The objectives of the task force,

1 Establishment of a tertiary care clinic at the NHSL.

2 Facilitation of knowledge transfer & disease awareness via public workshops, seminars & training programmes on a transnational basis.

3 Instigation & origination of Epilepsy Surgery.

4 Establishment of a Modern & Equipped comprehensive National Epilepsy Patient care centre at the NHSL.

The only Epilepsy Tertiary Care Program to this date in Sri Lanka was inaugurated and dedicated to the public in the year 2002 by then Minister of Health, John Seneviratne. The Neurological & the Psychosocial team established at the Institute of Neurology at the NHSL, prolifically combines to provide comprehensive patient assessment and care under one roof. The unit has been undisputedly acknowledged and looked upon as the model unit of peer hospital emulation.

Epilepsy surgery

The establishment of an Epilepsy Surgery Care Programme was another demanding priority. Prof. Ranjanie Gamage was instrumental in coordinating and sourcing assistance from world renowned Neurologists & Neurological centres to establish this programme.

An invaluable and exceptional contribution was made by Prof. Kurupath Radhakrishnan who readily expressed the willingness to provide the training needed by the team for the establishment of this programme.

Ensuring several training sessions both in India as well as Sri Lanka, the first five patients with Epilepsy underwent surgery at NHSL in 2003.

The inaugural Epilepsy surgery was performed by Consultant Neurosurgeon Dr. Sunil Perera. Up to now we have carried out over 200 Epilepsy surgeries with a success rate comparable with best centres in the world.

The Task Force was instrumental in the declaration of a National Epilepsy Day and conducting numerous Epilepsy Awareness Programmes island-wide, including an Epilepsy walk. The team was also actively involved in formulating the National Guidelines for the management of Epilepsy.

Prof. Ranjanie Gamage, also succeeded in securing US$ 20 million from international donors towards the construction of a fully equipped state of the art Epilepsy Centre, which will be housing the only PET and SPECT facilities in the government centre. It is scheduled to be commissioned early next year and will provide inward facilities for Epilepsy patients and investigation procedures for other Neurological patients as well.

Once the epilepsy care programme was 'up and running', a Movement Disorder clinic was established.

A surgical program was conducted with public and private sector (Asiri Surgical Hospital) partnership. To date we have carried out 7 Deep Brain Stimulation surgeries on Parkinson's patients.
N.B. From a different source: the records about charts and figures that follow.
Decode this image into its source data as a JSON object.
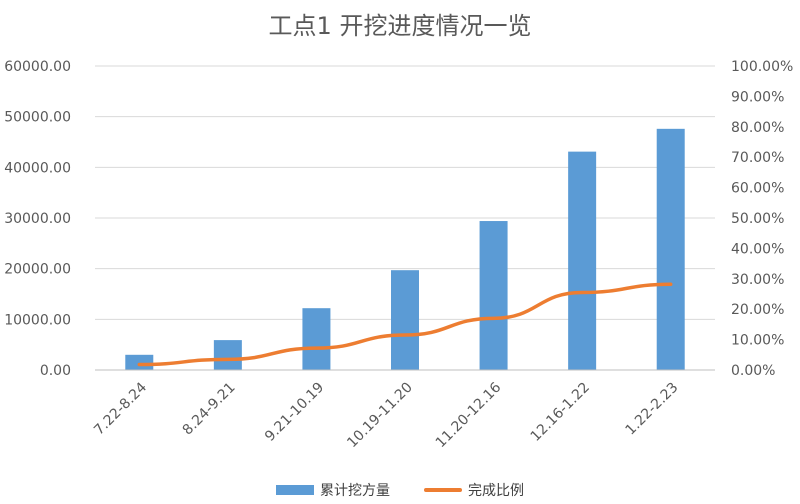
{
  "chart_data": {
    "type": "bar",
    "title": "工点1 开挖进度情况一览",
    "categories": [
      "7.22-8.24",
      "8.24-9.21",
      "9.21-10.19",
      "10.19-11.20",
      "11.20-12.16",
      "12.16-1.22",
      "1.22-2.23"
    ],
    "series": [
      {
        "name": "累计挖方量",
        "type": "bar",
        "axis": "left",
        "values": [
          3000,
          5900,
          12200,
          19700,
          29400,
          43100,
          47600
        ],
        "color": "#5b9bd5"
      },
      {
        "name": "完成比例",
        "type": "line",
        "axis": "right",
        "values": [
          0.018,
          0.035,
          0.072,
          0.115,
          0.17,
          0.255,
          0.282
        ],
        "color": "#ed7d31"
      }
    ],
    "y_left": {
      "ylim": [
        0,
        60000
      ],
      "ticks": [
        "0.00",
        "10000.00",
        "20000.00",
        "30000.00",
        "40000.00",
        "50000.00",
        "60000.00"
      ]
    },
    "y_right": {
      "ylim": [
        0,
        1
      ],
      "ticks": [
        "0.00%",
        "10.00%",
        "20.00%",
        "30.00%",
        "40.00%",
        "50.00%",
        "60.00%",
        "70.00%",
        "80.00%",
        "90.00%",
        "100.00%"
      ]
    },
    "xlabel": "",
    "ylabel": "",
    "grid": true,
    "legend_position": "bottom"
  }
}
After Dr. Jagath Wijesekara's retirement in 2004 August, Dr. Padma Gunaratna assumed duties at Gnanasekaram ward. Since then the stroke programme was spearheaded by Dr. Padma Gunaratna who actively instituted measures to increase public awareness regarding strokes, established a stroke rehabilitation programme, carried out numerous conferences on stroke with international collaboration and initiated administration of thrombolytic therapy for acute strokes which is currently practised by both Neurology units at NHSL.

Today, the Institute of Neurology is a prime tertiary care institute serving as a final referral centre with a clinic turnover of around five thousand patients per month and an inward turnover of around 300 patients per month and looks forward to improving its services in future.